Bathe your schapendoes roughly once a month, depending on how dirty it gets. But see whether its ears need cleaning at least weekly. Also, see whether it needs a nail trim about every month, and attempt to brush its teeth every day.
This breed is known to be eager to please, so training is typically an easy process. Begin both training and socialization from a young age to prevent any bad habits from forming. A puppy class can be ideal both to teach basic obedience and manners. Always use positive-reinforcement training methods, such as praise and treats. And keep training sessions fun and varied to hold this intelligent dog’s attention.
Furthermore, to help quell the breed’s reserved nature around strangers, aim to expose your dog to different people and various locations starting when it’s a puppy. Having lots of positive experiences can help with a dog’s social skills.
Common Health Problems
The schapendoes is a healthy dog breed overall. It is not prone to any known hereditary health issues. However, any dog might be affected by common health problems related to aging, such as arthritis.
Diet and Nutrition
Always have fresh water available for your dog. And feed your schapendoes a high-quality canine diet with balanced nutrition. It’s typical to feed two measured meals per day to ensure that your dog gets the right amount. Be sure to discuss both the type of food and the quantity with your vet, as individual needs can vary based on age, activity level, and other factors.
Where to Adopt or Buy a Schapendoes
The schapendoes is a rare breed, but that doesn't mean it's impossible to find. Check local animal shelters and rescue groups, and see whether you can get your name on a breed wait list. Breeders also might be difficult to come by depending on where you live, and you might have to wait some time for a dog to be available. Expect to pay around $1,000 to $1,500 on average for a puppy from a reputable breeder.
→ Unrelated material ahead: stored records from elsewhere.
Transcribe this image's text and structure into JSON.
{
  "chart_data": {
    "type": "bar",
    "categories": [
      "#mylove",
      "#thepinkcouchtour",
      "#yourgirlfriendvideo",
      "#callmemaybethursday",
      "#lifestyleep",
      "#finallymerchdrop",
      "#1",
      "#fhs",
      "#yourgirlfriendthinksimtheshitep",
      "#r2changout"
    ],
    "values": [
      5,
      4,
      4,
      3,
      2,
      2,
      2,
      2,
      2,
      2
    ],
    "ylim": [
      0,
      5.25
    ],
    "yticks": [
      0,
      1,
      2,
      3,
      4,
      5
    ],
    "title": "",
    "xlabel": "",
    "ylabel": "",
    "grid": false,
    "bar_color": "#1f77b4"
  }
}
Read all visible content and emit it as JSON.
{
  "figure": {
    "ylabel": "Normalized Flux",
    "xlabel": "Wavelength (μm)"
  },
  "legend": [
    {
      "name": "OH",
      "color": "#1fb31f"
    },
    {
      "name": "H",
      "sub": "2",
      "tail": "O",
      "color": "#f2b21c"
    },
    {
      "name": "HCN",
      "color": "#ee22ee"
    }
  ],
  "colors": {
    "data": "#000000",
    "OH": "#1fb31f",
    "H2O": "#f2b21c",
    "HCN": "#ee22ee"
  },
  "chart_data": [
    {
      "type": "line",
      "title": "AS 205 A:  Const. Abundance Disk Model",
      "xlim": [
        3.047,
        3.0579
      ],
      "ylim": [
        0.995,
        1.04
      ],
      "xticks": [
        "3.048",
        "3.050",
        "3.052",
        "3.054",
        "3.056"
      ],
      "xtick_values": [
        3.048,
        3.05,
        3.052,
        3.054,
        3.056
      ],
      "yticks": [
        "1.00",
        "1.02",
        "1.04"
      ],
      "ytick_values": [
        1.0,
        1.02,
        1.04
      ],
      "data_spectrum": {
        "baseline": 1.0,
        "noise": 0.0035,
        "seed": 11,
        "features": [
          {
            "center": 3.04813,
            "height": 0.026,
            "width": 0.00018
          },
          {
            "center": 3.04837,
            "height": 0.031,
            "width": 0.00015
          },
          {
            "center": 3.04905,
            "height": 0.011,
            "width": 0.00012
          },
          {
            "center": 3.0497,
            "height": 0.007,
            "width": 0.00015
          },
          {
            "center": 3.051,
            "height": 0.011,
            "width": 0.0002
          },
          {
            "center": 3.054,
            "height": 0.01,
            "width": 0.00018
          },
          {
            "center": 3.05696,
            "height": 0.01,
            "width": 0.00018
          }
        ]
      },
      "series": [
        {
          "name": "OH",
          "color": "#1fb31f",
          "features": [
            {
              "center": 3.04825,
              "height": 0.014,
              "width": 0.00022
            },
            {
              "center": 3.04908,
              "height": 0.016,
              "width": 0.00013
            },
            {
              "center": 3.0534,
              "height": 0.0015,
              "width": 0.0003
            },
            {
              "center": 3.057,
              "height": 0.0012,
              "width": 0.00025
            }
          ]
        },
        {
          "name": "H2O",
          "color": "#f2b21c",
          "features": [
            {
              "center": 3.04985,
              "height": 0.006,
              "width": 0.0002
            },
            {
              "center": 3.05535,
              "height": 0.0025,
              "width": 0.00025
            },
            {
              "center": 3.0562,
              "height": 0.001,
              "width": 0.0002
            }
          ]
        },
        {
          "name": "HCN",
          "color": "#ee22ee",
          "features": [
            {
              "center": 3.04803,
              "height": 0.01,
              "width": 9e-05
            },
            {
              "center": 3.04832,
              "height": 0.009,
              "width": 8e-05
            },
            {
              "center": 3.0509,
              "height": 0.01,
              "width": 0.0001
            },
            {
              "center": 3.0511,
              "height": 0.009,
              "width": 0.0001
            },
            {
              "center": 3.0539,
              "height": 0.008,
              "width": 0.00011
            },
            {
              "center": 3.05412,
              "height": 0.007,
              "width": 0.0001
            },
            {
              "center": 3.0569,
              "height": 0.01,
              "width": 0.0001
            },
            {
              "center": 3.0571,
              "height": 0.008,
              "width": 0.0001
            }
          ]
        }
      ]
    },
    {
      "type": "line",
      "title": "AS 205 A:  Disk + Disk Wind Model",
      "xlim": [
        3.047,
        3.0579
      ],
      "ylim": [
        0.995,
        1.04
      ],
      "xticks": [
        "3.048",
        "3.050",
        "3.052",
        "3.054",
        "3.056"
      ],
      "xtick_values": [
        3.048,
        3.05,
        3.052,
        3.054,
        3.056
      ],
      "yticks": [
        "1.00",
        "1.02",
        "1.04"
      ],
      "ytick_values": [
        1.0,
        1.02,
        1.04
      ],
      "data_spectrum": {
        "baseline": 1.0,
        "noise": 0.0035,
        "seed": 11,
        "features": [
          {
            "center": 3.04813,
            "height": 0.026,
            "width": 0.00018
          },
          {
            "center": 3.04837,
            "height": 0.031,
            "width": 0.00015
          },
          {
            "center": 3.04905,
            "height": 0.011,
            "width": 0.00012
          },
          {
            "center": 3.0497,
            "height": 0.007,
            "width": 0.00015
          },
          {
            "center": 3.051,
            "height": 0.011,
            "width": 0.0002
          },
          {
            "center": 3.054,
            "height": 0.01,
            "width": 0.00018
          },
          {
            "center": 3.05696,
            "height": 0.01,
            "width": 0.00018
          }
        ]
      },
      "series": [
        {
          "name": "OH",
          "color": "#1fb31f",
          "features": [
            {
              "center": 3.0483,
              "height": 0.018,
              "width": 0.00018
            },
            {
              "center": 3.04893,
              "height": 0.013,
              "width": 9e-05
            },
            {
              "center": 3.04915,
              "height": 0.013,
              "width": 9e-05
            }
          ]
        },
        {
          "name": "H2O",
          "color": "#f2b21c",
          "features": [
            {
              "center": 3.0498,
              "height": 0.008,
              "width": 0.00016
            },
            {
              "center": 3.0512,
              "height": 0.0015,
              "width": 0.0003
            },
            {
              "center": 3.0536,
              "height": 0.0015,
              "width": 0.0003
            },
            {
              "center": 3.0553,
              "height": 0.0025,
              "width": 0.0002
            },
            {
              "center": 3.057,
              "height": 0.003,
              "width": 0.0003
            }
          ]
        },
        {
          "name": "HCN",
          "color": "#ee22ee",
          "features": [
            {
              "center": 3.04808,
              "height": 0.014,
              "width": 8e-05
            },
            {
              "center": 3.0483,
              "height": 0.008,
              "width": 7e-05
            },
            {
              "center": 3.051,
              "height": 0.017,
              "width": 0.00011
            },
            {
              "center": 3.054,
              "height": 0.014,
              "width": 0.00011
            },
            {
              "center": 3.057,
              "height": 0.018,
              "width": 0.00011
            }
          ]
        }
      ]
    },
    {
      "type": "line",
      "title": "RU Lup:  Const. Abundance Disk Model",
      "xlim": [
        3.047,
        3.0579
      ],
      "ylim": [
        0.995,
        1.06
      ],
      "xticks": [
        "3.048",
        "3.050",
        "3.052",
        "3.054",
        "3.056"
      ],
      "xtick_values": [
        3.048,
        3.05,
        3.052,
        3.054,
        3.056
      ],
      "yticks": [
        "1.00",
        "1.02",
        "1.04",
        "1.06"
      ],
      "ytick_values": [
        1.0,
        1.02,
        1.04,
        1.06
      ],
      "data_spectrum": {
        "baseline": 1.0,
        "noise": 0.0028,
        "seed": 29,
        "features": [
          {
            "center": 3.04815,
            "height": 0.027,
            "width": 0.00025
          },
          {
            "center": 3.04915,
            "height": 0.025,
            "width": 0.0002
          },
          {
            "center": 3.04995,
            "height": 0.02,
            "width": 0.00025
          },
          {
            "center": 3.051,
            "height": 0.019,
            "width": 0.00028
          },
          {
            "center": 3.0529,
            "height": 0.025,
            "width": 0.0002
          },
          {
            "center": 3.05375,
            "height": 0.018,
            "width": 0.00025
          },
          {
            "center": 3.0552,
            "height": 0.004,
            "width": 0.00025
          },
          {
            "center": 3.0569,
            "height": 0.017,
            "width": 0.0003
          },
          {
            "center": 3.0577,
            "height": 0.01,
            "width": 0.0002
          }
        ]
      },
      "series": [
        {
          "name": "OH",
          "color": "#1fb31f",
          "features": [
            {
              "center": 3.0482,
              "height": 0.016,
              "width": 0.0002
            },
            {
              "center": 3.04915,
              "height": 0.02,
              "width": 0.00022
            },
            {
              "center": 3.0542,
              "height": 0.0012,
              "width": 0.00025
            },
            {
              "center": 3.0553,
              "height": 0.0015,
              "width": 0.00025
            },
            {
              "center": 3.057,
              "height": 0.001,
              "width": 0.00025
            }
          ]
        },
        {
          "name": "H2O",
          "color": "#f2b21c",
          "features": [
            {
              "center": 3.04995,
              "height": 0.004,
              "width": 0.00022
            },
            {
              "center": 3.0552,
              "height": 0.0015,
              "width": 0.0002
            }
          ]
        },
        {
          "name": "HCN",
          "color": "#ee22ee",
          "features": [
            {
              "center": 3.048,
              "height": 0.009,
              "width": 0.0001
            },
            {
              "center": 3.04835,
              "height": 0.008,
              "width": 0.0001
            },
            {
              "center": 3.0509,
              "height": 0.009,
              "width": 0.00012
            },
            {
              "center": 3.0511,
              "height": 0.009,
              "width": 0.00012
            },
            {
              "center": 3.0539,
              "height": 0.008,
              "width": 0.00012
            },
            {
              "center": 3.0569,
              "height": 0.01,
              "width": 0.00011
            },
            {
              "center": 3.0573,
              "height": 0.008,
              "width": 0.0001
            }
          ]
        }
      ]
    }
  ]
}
For more information to help you find a schapendoes, check out:
Happy and friendly
Eager to please
Highly intelligent and trainable
Requires a lot of daily exercise
Coat can mat without regular brushing
Rare breed and difficult to find
More Dog Breeds and Further Research
Before you decide on a schapendoes, be sure to do your homework. You can connect with other schapendoes owners, reputable breeders, and rescue groups to learn more about the breed and determine whether it's the right fit for your lifestyle.
If you’re interested in similar breeds, check out:
There’s a whole world of potential dog breeds out there—with a little research, you can find the right one to bring home!
Are schapendoezen good family dogs?
Schapendoezen are moderately tolerant of kids in general. They can be good with respectful older children. But they might be too energetic for young kids, whom they also might want to herd.
Are schapendoezen aggressive?
Schapendoezen are typically very friendly dogs, though they can be somewhat reserved around strangers. But as long as they have proper training and socialization, aggression is rare.
Are schapendoezen good apartment dogs?
Schapendoezen are generally adaptable to different living situations. However, they do require lots of exercise and mental stimulation. So they might not be fit for apartment living unless you can get them outside enough every day—and ideally let them run freely in a secure area—to burn their energy.